Is there a way out of this quandary? Yes, but it’s not going to come from the usual quarters. To be successful in the new world of work, we need to create a structure for capturing, clarifying and organizing all the forces that assail us; and to ensure time and space for thinking, reflecting and decision making.

Most professionals are still using their subjective, internal mental worlds to try to keep it all together, but that’s a poor way to navigate the new work environment. It results in unclear, distracted and disorganized thinking, and leaves frustration, stress and undermined self-confidence in its wake.

Workers need a set of best practices that is sorely lacking in the professional world. Without it, we are seeing a growing angst — even a sense of desperation — in the workplace, as more employees feel that there is no rest and no way out.

The Times opines on the difficulty of dealing with the dizzying distractions of tech.

Even though we are much more productive on the aggregate, and can accomplish tasks in less time that were unimaginable decades ago, individual productive may seem to suffer:

The problem is that better overall productivity in an organization may not translate into increased productivity for an individual worker.
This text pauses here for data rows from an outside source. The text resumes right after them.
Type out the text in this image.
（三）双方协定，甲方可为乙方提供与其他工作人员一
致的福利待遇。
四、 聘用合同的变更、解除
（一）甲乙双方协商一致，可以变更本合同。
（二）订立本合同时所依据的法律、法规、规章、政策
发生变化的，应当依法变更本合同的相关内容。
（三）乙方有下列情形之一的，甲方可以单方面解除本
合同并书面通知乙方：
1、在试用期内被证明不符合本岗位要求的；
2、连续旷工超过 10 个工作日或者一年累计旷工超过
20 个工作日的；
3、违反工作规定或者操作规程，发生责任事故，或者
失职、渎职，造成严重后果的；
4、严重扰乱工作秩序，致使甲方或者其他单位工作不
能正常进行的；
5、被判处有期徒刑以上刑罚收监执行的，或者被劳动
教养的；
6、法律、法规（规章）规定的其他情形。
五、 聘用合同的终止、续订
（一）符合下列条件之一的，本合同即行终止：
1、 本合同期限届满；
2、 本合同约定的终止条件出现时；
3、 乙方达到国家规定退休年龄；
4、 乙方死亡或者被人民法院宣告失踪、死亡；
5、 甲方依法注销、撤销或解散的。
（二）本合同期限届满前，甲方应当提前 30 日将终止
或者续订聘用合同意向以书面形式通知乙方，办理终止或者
Though one person may now be producing the previous results of three, she’s not being paid three times as much. That’s the whole point of companies using technology and other improvements: fewer people are now needed for the same results.

But the workers who remain also tend to have much more responsibility. And they can’t just comfort themselves with the notion that their companies are more efficient than they used to be, because all of their competitors have the same new tools, and are using them to gain any advantage they can.

Cranking out widgets is one thing; deciding which widgets need cranking first, and in what quantity, is quite another — especially if you are now charged with continually improving the system, or determining whether you should even be cranking out those widgets at all.

It can be a recipe for frustration, as employees feel overwhelmed by their companies’ very progress. And the problems and logistics of workers’ personal lives add yet another layer of complexity.

This argument seems right out of Marx.

Eh, this article is a let-down. Not what I thought it was going to be.